How the money will be divided among the states is still a question mark, according to Betsy Hart, a spokeswoman for Herseth Sandlin. “We’re doing what we can to learn about the bill,” Hart said Wednesday.

It will be up to the discretion of USDA how much of the money goes to individual states, according to Brendon Plack, Thune’s legislative assistant for agriculture. It is possible that some states could get very little of the stimulus money, he said.

Plack also said Thune and Sen.

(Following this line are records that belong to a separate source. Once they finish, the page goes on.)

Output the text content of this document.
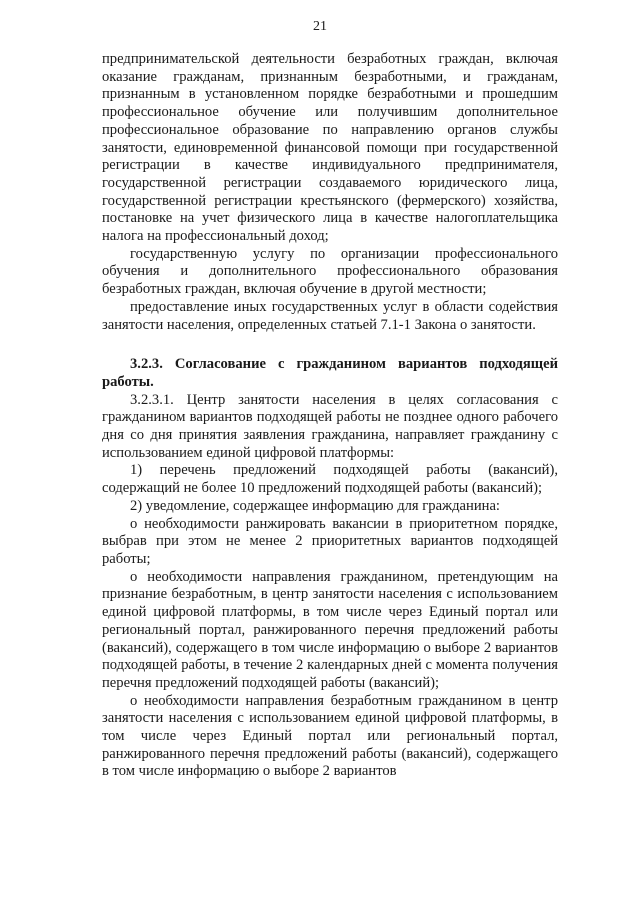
21

предпринимательской деятельности безработных граждан, включая оказание гражданам, признанным безработными, и гражданам, признанным в установленном порядке безработными и прошедшим профессиональное обучение или получившим дополнительное профессиональное образование по направлению органов службы занятости, единовременной финансовой помощи при государственной регистрации в качестве индивидуального предпринимателя, государственной регистрации создаваемого юридического лица, государственной регистрации крестьянского (фермерского) хозяйства, постановке на учет физического лица в качестве налогоплательщика налога на профессиональный доход;

государственную услугу по организации профессионального обучения и дополнительного профессионального образования безработных граждан, включая обучение в другой местности;

предоставление иных государственных услуг в области содействия занятости населения, определенных статьей 7.1-1 Закона о занятости.

3.2.3. Согласование с гражданином вариантов подходящей работы.

3.2.3.1. Центр занятости населения в целях согласования с гражданином вариантов подходящей работы не позднее одного рабочего дня со дня принятия заявления гражданина, направляет гражданину с использованием единой цифровой платформы:

1) перечень предложений подходящей работы (вакансий), содержащий не более 10 предложений подходящей работы (вакансий);

2) уведомление, содержащее информацию для гражданина:

о необходимости ранжировать вакансии в приоритетном порядке, выбрав при этом не менее 2 приоритетных вариантов подходящей работы;

о необходимости направления гражданином, претендующим на признание безработным, в центр занятости населения с использованием единой цифровой платформы, в том числе через Единый портал или региональный портал, ранжированного перечня предложений работы (вакансий), содержащего в том числе информацию о выборе 2 вариантов подходящей работы, в течение 2 календарных дней с момента получения перечня предложений подходящей работы (вакансий);

о необходимости направления безработным гражданином в центр занятости населения с использованием единой цифровой платформы, в том числе через Единый портал или региональный портал, ранжированного перечня предложений работы (вакансий), содержащего в том числе информацию о выборе 2 вариантов
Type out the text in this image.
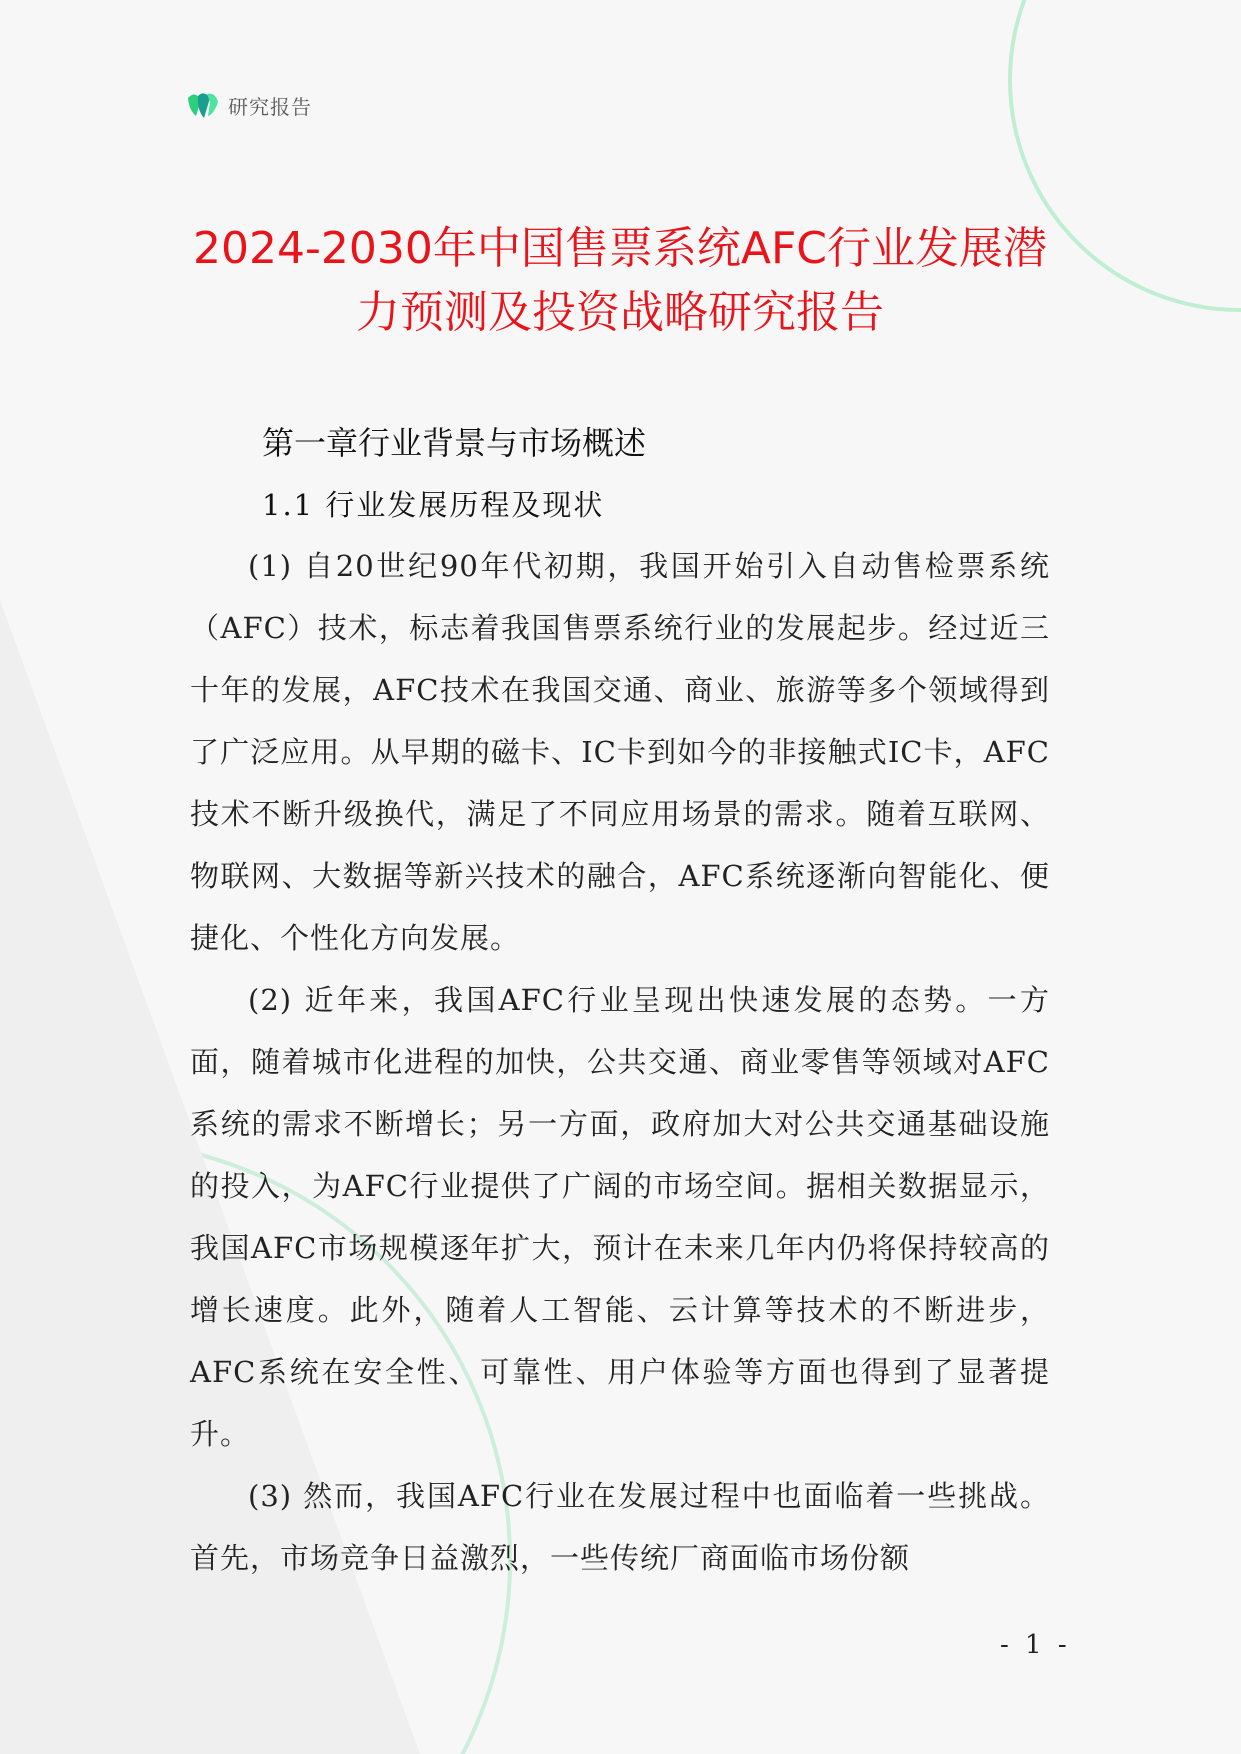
研究报告
2024-2030年中国售票系统AFC行业发展潜
力预测及投资战略研究报告
第一章行业背景与市场概述
1.1 行业发展历程及现状

(1) 自20世纪90年代初期，我国开始引入自动售检票系统（AFC）技术，标志着我国售票系统行业的发展起步。经过近三十年的发展，AFC技术在我国交通、商业、旅游等多个领域得到了广泛应用。从早期的磁卡、IC卡到如今的非接触式IC卡，AFC技术不断升级换代，满足了不同应用场景的需求。随着互联网、物联网、大数据等新兴技术的融合，AFC系统逐渐向智能化、便捷化、个性化方向发展。

(2) 近年来，我国AFC行业呈现出快速发展的态势。一方面，随着城市化进程的加快，公共交通、商业零售等领域对AFC系统的需求不断增长；另一方面，政府加大对公共交通基础设施的投入，为AFC行业提供了广阔的市场空间。据相关数据显示，我国AFC市场规模逐年扩大，预计在未来几年内仍将保持较高的增长速度。此外，随着人工智能、云计算等技术的不断进步，AFC系统在安全性、可靠性、用户体验等方面也得到了显著提升。

(3) 然而，我国AFC行业在发展过程中也面临着一些挑战。首先，市场竞争日益激烈，一些传统厂商面临市场份额

- 1 -
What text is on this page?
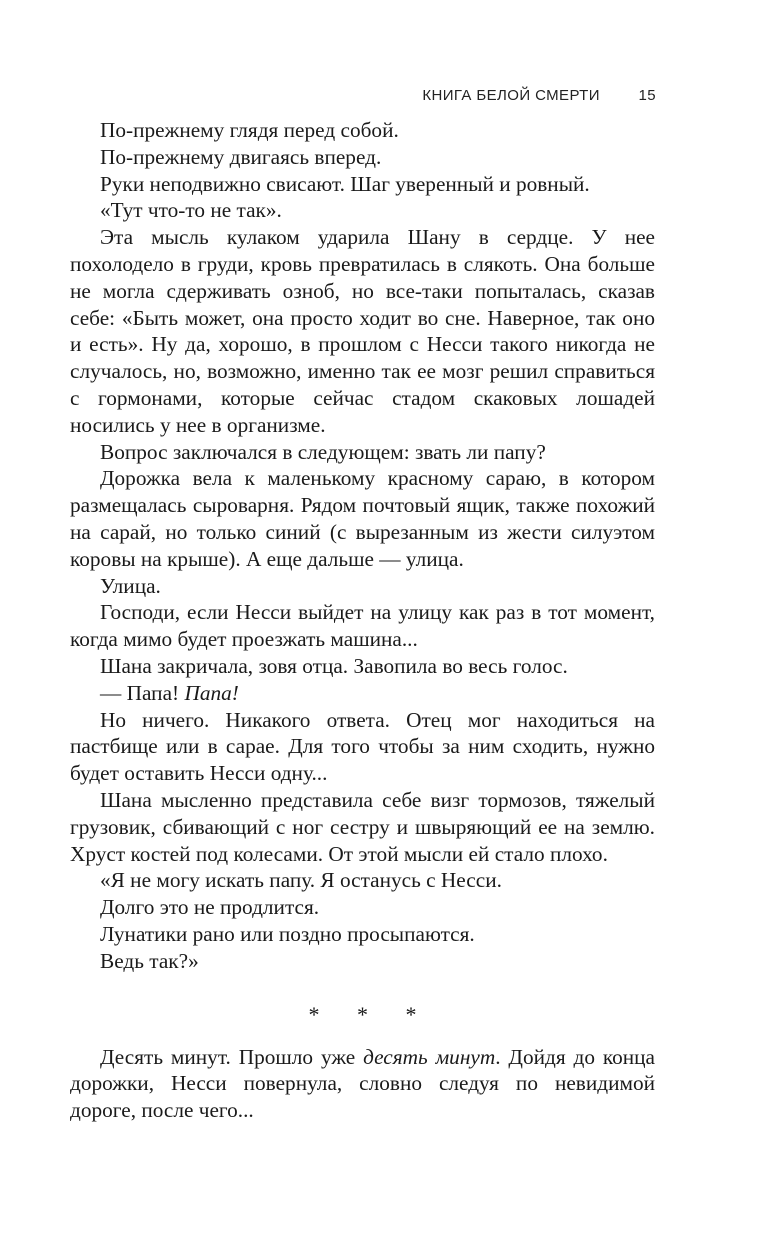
КНИГА БЕЛОЙ СМЕРТИ	15

По-прежнему глядя перед собой.

По-прежнему двигаясь вперед.

Руки неподвижно свисают. Шаг уверенный и ровный.

«Тут что-то не так».

Эта мысль кулаком ударила Шану в сердце. У нее похолодело в груди, кровь превратилась в слякоть. Она больше не могла сдерживать озноб, но все-таки попыталась, сказав себе: «Быть может, она просто ходит во сне. Наверное, так оно и есть». Ну да, хорошо, в прошлом с Несси такого никогда не случалось, но, возможно, именно так ее мозг решил справиться с гормонами, которые сейчас стадом скаковых лошадей носились у нее в организме.

Вопрос заключался в следующем: звать ли папу?

Дорожка вела к маленькому красному сараю, в котором размещалась сыроварня. Рядом почтовый ящик, также похожий на сарай, но только синий (с вырезанным из жести силуэтом коровы на крыше). А еще дальше — улица.

Улица.

Господи, если Несси выйдет на улицу как раз в тот момент, когда мимо будет проезжать машина...

Шана закричала, зовя отца. Завопила во весь голос.

— Папа! Папа!

Но ничего. Никакого ответа. Отец мог находиться на пастбище или в сарае. Для того чтобы за ним сходить, нужно будет оставить Несси одну...

Шана мысленно представила себе визг тормозов, тяжелый грузовик, сбивающий с ног сестру и швыряющий ее на землю. Хруст костей под колесами. От этой мысли ей стало плохо.

«Я не могу искать папу. Я останусь с Несси.

Долго это не продлится.

Лунатики рано или поздно просыпаются.

Ведь так?»

* * *

Десять минут. Прошло уже десять минут. Дойдя до конца дорожки, Несси повернула, словно следуя по невидимой дороге, после чего...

Tom Harkin, D-IA, had pushed an amendment to the stimulus package to increase funding for energy programs under USDA, but the amendment failed.

Even though little of the money will go directly to farmers and ranchers, the increased aid for food stamps and other nutrition programs should help rural America by creating demand for ag products, according to the National Farmers Union.

NFU President Tom Buis, in a news release, said the package expands nutrition assistance programs, provides money for more broadband infrastructure and encourages more development of renewable fuels.

Other provisions of the stimulus package that will affect rural areas, according to Thune’s office, include:

– $1 billion for direct loans for rural housing and $10.5 billion for unsubsidized guaranteed housing loans.

– $200 million for modifying rural housing loans.

– $130 million for rural community facilities programs.

– $150 million for loans and grants for rural businesses.

– $1.38 billion for loans and grants for rural water, waste water and waste disposal programs.

– $2.5 billion for loans and grants for distance learning, telemedicine, and broadband programs.

– $200 million for the national school lunch program.

– $500 million for the Women, Infants and Children nutrition program.

– $150 million for emergency food assistance.